George Ripoll, portfolio manager and investment advisor at BMO Nesbitt Burns in Peterborough, Ont.Supplied
In Behind the Advice, we ask advisors about their relationship with money from a young age, lessons learned over the years, and how those experiences influence the advice they give clients today.
George Ripoll, portfolio manager and investment advisor at BMO Nesbitt Burns in Peterborough, Ont., talks about the perils of leverage, building income streams versus buying expensive things, and why Bruce Wayne is a master of risk management and long-term planning.
Describe your upbringing and your experience with money as a kid.
I was born and raised in Peterborough, Ont., where I still live and work. My parents divorced when I was 7 years old. My dad moved to Florida for a management position in the hospitality industry, so I was mostly raised by my mom, who worked as a nurse at the local hospital.
Growing up with a single mom, I witnessed firsthand what it meant to work hard and the sacrifices involved. It ignited an entrepreneurial spirit within me. From a young age, I looked for ways to earn money to fund my extracurricular activities (mostly sports), including a newspaper route, working at the local rink and starting my own businesses in university.
Was there an experience with money early in life that impacts how you work today?
I started landscaping and property management businesses at university with funding from the Ontario government’s Summer Company program. It taught me a lot about allocating resources, budgeting, pricing jobs and dealing with clients and employees. I found out that pricing to the bottom isn’t a winning strategy. It was more important to create value by listening to what the client wants and delivering a better experience that would encourage them to come back.
What decision around money and investing made the greatest impact on your life?
When I was starting as an advisor, I noticed that some of my richest clients weren’t focused on material objects, such as the newest car or fancy clothes. Instead, their focus was on expanding their investments and building multiple income streams through real estate or different businesses. That really stuck with me. I’ve modelled my investment approach, personally and in business, from their examples.
What is the biggest money mistake you’ve made and what did you learn from it?
Trading with too much leverage. When I was an undergraduate, I used my student loan money to buy some riskier penny stocks. I ended up losing a lot of money. It was an expensive learning experience, but one I’m glad I learned early on in my investing life.
What do you see in your industry that worries you?
I mainly worry about the extensive leverage in the system – everything from government, business and individual debt – and the adverse effects it could have on our economy in the future. The financial services industry has created several products and services to encourage leverage and, in turn, risk-taking, which could be detrimental to the future of many individual investors. While there are resources available to educate people, our industry needs to do a better job of explaining the risks of overleveraging.

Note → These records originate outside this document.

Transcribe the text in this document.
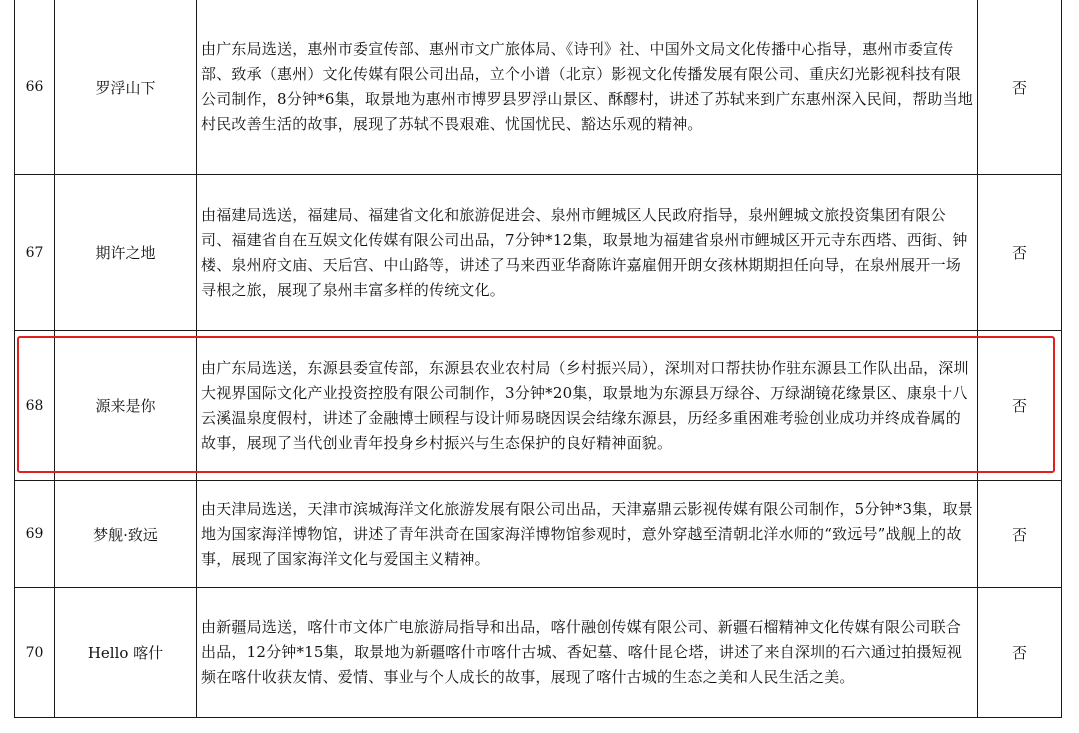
66	罗浮山下	由广东局选送，惠州市委宣传部、惠州市文广旅体局、《诗刊》社、中国外文局文化传播中心指导，惠州市委宣传部、致承（惠州）文化传媒有限公司出品，立个小谱（北京）影视文化传播发展有限公司、重庆幻光影视科技有限公司制作，8分钟*6集，取景地为惠州市博罗县罗浮山景区、酥醪村，讲述了苏轼来到广东惠州深入民间，帮助当地村民改善生活的故事，展现了苏轼不畏艰难、忧国忧民、豁达乐观的精神。	否
67	期许之地	由福建局选送，福建局、福建省文化和旅游促进会、泉州市鲤城区人民政府指导，泉州鲤城文旅投资集团有限公司、福建省自在互娱文化传媒有限公司出品，7分钟*12集，取景地为福建省泉州市鲤城区开元寺东西塔、西街、钟楼、泉州府文庙、天后宫、中山路等，讲述了马来西亚华裔陈许嘉雇佣开朗女孩林期期担任向导，在泉州展开一场寻根之旅，展现了泉州丰富多样的传统文化。	否
68	源来是你	由广东局选送，东源县委宣传部，东源县农业农村局（乡村振兴局），深圳对口帮扶协作驻东源县工作队出品，深圳大视界国际文化产业投资控股有限公司制作，3分钟*20集，取景地为东源县万绿谷、万绿湖镜花缘景区、康泉十八云溪温泉度假村，讲述了金融博士顾程与设计师易晓因误会结缘东源县，历经多重困难考验创业成功并终成眷属的故事，展现了当代创业青年投身乡村振兴与生态保护的良好精神面貌。	否
69	梦舰·致远	由天津局选送，天津市滨城海洋文化旅游发展有限公司出品，天津嘉鼎云影视传媒有限公司制作，5分钟*3集，取景地为国家海洋博物馆，讲述了青年洪奇在国家海洋博物馆参观时，意外穿越至清朝北洋水师的“致远号”战舰上的故事，展现了国家海洋文化与爱国主义精神。	否
70	Hello 喀什	由新疆局选送，喀什市文体广电旅游局指导和出品，喀什融创传媒有限公司、新疆石榴精神文化传媒有限公司联合出品，12分钟*15集，取景地为新疆喀什市喀什古城、香妃墓、喀什昆仑塔，讲述了来自深圳的石六通过拍摄短视频在喀什收获友情、爱情、事业与个人成长的故事，展现了喀什古城的生态之美和人民生活之美。	否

What’s the most significant change you see coming in your industry in the next five years?
The integration of artificial intelligence into core processes such as portfolio management, risk assessment, trading strategies and client advisory services. It’s already being used for smaller tasks within loan and insurance policy adjudication and fraud detection. Financial planning simulations may be one of the biggest changes. Any measure that reduces human error will be top of mind for regulators in our industry.
What advice do you have for someone who wants to enter your business?
A good business takes time, so don’t be discouraged if you aren’t an overnight success. There’s a lot of pressure and competition in the business, so focus on what differentiates you from another advisor or practice. Being well educated goes a long way in this field, especially given the plethora of information you need to decipher and analyze to determine what’s best for your clients.
Which famous person or fictional character would make a great financial advisor?
Bruce Wayne, also known as Batman. He was a master of strategic resource allocation, risk management and long-term planning under extreme uncertainty. Yes, he did inherit vast wealth, but he managed it actively through Wayne Enterprises, focusing on new technologies, research and development, and targeted philanthropy. He’d spot market threats before they materialized, optimize your portfolio like he does his gadgets and ensure your financial ‘Batcave’ is secure and sustainable.
This interview has been edited and condensed.